Rather than have me drone on aimlessly, is there anything in particular you want me to address about the language, the researching and writing process, or the business of making a living as a writer? Please address questions to: danbaum@me.com.
Whudduya wanna know?
~ Dan Baum
Published by Dan Baum
A freelance writer for 30 years, I've written -- along with my wife and writing partner, Margaret Knox -- four non-fiction books, a daily column from post-Katrina New Orleans for the New Yorker's website, and lots of magazine articles. We also enjoying mentoring young and beginning writers. If you are eager to write for magazines or write a book, you might find my page of proposals helpful. View all posts by Dan Baum
When do you head to the city at the center of the world?
LikeLike
Dan, I thought I’d update you.
We have Dropbox folders! And folders within them!
Me and sister Di (at our family home 1700 Lombardy). For our book about the fascinating puzzle of sociopathic life strategies, hopefully leavening and uplifting the painful reality of recent victimization. (You may dimly recall.)
Your blog helped get us over the hump! Thanks!!
But now it gets long. The horizon stretches. Outlines shuffle woozily.
Other books loom, unread — WHOOO ARE YOUUU TO BE CROWDING OUR SHELVES? they moan.
Order, order, we shout!
And — are books so yesteryear?
The -path- in sociopath made us realize that this is all about norms, and “strategy” is all about games. So our working title is “Game of Norms”. Hell, why write a book when we can write a game? Well, but a game may need book-length back story.

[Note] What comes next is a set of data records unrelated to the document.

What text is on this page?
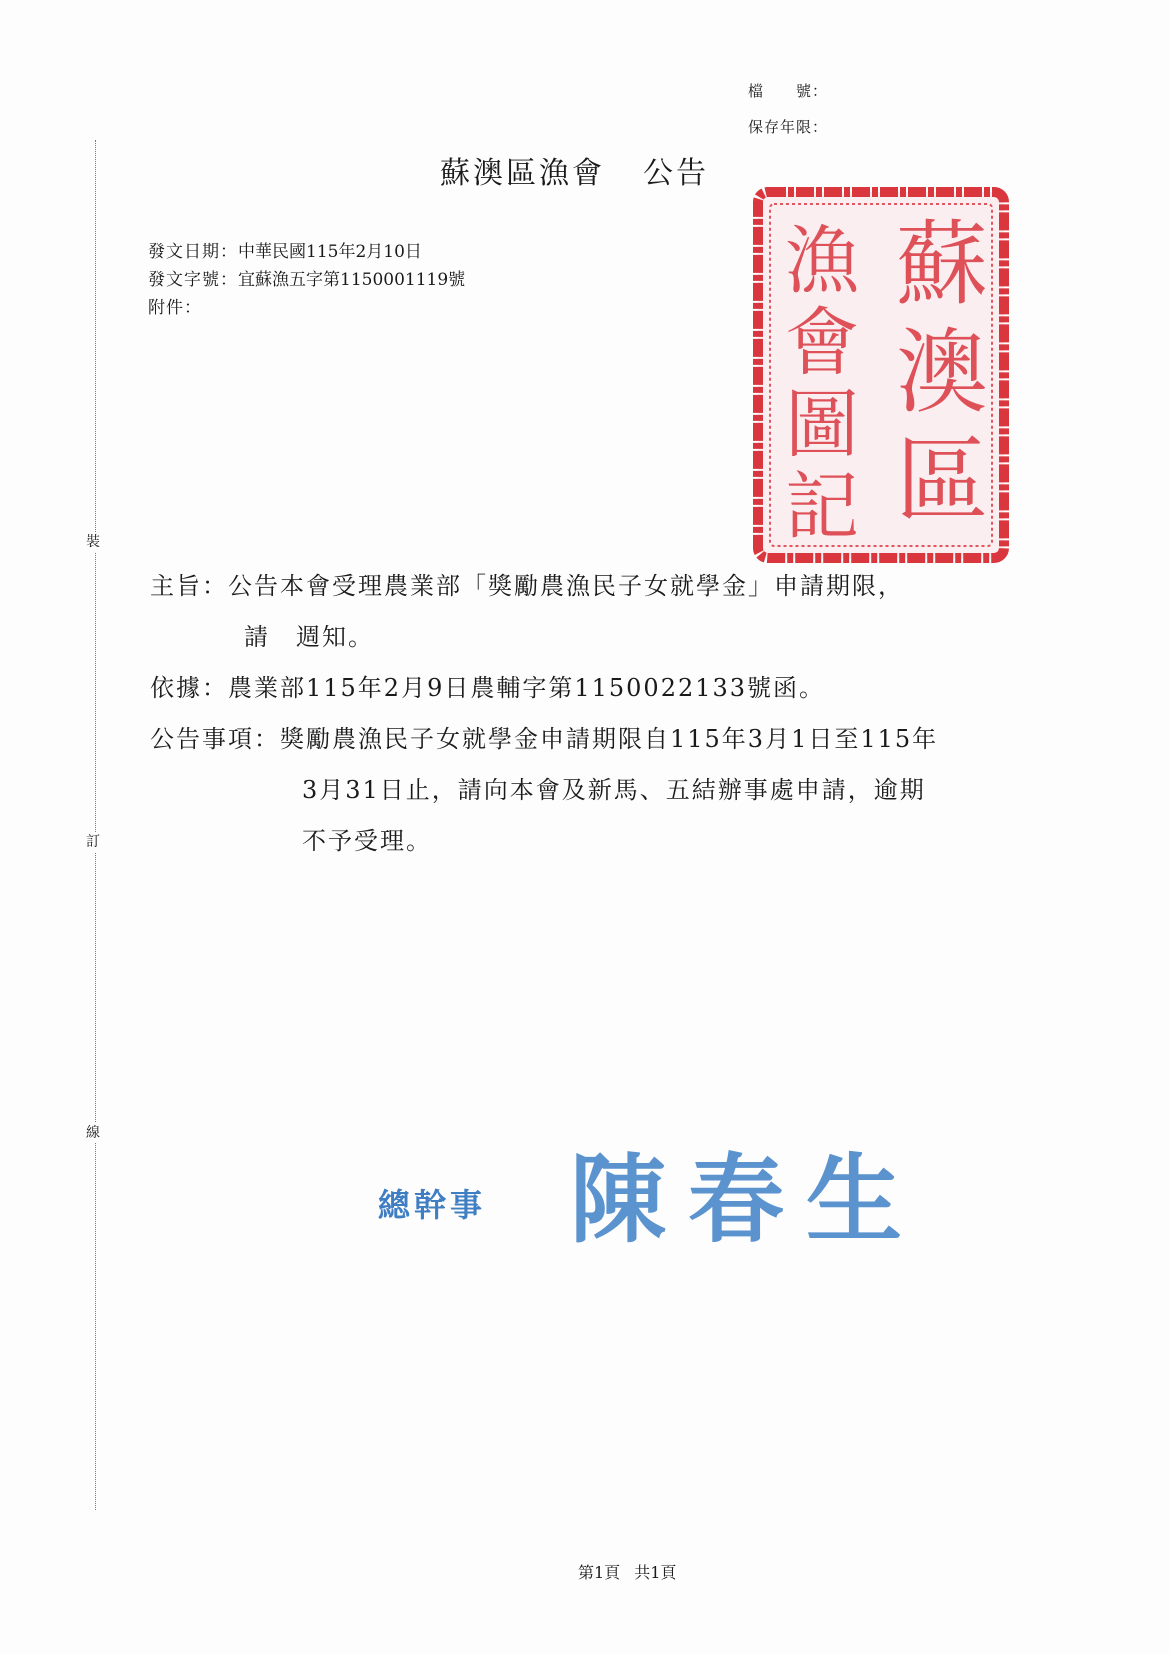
裝
訂
線
檔　　號：
保存年限：
蘇澳區漁會 公告
發文日期：中華民國115年2月10日
發文字號：宜蘇漁五字第1150001119號
附件：	蘇
澳
區
漁
會
圖
記
主旨：公告本會受理農業部「獎勵農漁民子女就學金」申請期限，
請　週知。
依據：農業部115年2月9日農輔字第1150022133號函。
公告事項：獎勵農漁民子女就學金申請期限自115年3月1日至115年
3月31日止，請向本會及新馬、五結辦事處申請，逾期
不予受理。
總幹事 陳春生
第1頁 共1頁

So there we are: trying to found a book+game multimedia empire (ha ha) in our spare time (ha ha).
Any advice welcomed.
And good luck with that dang brain of yours!
Best wishes,
Brian (and Diana)
LikeLike
Is social media the best and only way to generate interest in a book in order to find an agent or publisher?
LikeLike
Hi Dan
I previously published Nexus magazine. I hired writers for 36 years, gave them assignments, edited their stuff, wrote headlines and decks to package their words enticingly, and sold ads around it all.

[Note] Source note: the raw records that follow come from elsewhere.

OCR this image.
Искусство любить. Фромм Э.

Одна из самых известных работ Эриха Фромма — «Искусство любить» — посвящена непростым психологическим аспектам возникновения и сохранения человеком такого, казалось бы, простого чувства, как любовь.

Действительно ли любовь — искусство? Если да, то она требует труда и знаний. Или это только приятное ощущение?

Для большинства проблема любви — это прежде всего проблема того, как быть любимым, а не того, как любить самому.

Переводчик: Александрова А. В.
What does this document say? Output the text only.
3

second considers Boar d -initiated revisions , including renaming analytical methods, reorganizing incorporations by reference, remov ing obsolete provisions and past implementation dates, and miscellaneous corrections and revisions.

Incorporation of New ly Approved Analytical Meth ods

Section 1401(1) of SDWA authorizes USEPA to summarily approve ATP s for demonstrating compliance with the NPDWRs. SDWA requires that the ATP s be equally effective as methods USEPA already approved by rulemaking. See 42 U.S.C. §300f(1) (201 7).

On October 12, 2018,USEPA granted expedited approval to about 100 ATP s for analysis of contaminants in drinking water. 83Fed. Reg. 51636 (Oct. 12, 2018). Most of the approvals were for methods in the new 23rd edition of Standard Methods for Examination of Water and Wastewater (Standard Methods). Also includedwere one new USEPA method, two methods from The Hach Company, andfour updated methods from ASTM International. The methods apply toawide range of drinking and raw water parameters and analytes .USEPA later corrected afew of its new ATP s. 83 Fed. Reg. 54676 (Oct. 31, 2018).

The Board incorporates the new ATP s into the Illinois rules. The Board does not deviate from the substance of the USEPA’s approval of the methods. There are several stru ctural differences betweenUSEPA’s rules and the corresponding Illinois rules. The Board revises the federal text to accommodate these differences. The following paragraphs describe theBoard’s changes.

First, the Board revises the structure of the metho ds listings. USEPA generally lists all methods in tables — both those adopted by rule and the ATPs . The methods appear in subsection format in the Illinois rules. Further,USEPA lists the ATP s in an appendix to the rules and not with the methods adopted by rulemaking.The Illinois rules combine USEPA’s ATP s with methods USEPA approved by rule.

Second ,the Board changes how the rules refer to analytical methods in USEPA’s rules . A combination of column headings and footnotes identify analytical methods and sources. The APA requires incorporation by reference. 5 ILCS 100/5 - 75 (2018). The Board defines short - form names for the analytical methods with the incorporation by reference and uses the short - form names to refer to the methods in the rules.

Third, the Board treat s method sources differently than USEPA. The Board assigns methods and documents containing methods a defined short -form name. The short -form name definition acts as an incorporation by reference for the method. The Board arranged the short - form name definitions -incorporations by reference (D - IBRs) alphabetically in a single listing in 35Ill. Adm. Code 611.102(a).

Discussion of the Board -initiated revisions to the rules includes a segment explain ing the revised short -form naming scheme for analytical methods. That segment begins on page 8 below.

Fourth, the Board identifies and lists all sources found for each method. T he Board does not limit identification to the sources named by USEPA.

Now I think about getting paid to write for someone else. But I am afraid that the pay scale is so low that I won’t be able to make a living. Or put another way, if I can make much more doing something else, should I choose to, say, prune trees instead.
I can’t be alone in noticing that billions of words are glowing free on my many screens.
So, where’s the money?
LikeLike
You don’t know that all those words are glowing free from your screen. Some of those writers may have been paid. If you write for a major magazine — Rolling Stone, Harper’s, Wired, etc. — the money can actually be pretty good. Margaret and I made an okay living for decades doing that. You can write for magazines and prune trees.